William Thompson rubbed his hands again, in his salesman-grocer's gesture, and looked for the counter. Not finding it, he looked at me strangely again.

'Where am I?' he said, with a sudden scared look. 'I thought I was in my shop, doctor. My mind must have wandered ... You'll be wanting my shirt off, to sound me as usual?'

'No, not the usual. I'm
not your usual doctor.'

'Indeed you're not. I could see that straightaway! You're not my usual chest-thumping doctor. And, by God, you've a beard! You look like Sigmund Freud—have I gone bonkers, round the bend?'

'No, Mr Thompson. Not round the bend.

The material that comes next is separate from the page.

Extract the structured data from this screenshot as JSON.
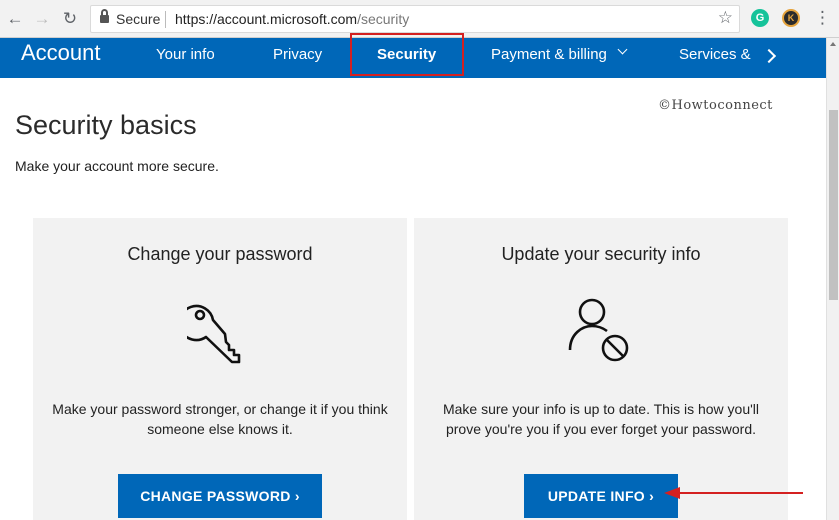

Just a little trouble with your memory—difficulties remembering and recognising people.'

'My memory has been playing me some tricks,' he admitted. 'Sometimes I make mistakes—I take somebody for somebody else ... What'll it be now—Nova or Virginia?'

So it would happen, with variations, every time—with improvisations, always prompt, often funny, sometimes brilliant, and ul¬timately tragic. Mr Thompson would identify me—misidentify, pseudo-identify me—as a dozen different people in the course of five minutes. He would whirl, fluently, from one guess, one hypothesis, one belief, to the next, without any appearance of un¬certainty at any point—he never knew who I was, or what and where
he was, an ex-grocer, with severe Korsakov's, in a neurological institution.

He remembered nothing for more than a few seconds. He was continually disoriented. Abysses of amnesia continually opened beneath him, but he would bridge them, nimbly, by fluent confabulations and fictions of all kinds. For him they were not fictions, but how he suddenly saw, or interpreted,
the world. Its radical flux and incoherence could not be tolerated, acknowledged, for an instant—there was, instead, this strange, delirious, quasi-coherence, as Mr Thompson, with his ceaseless, unconscious, quick-fire inventions, continually improvised a world around him—an Arabian Nights world, a phantasmagoria, a dream, of ever-changing people, figures, situations—continual, kaleidoscopic mutations and transformations. For Mr Thompson, however, it was not a tissue of ever-changing, evanescent fancies and illusion, but a wholly normal, stable and factual world. So far as he was concerned, there was nothing the matter…

From: The Man Who Mistook His Wife for a Hat. 1970. Touchstone. Chapter 12.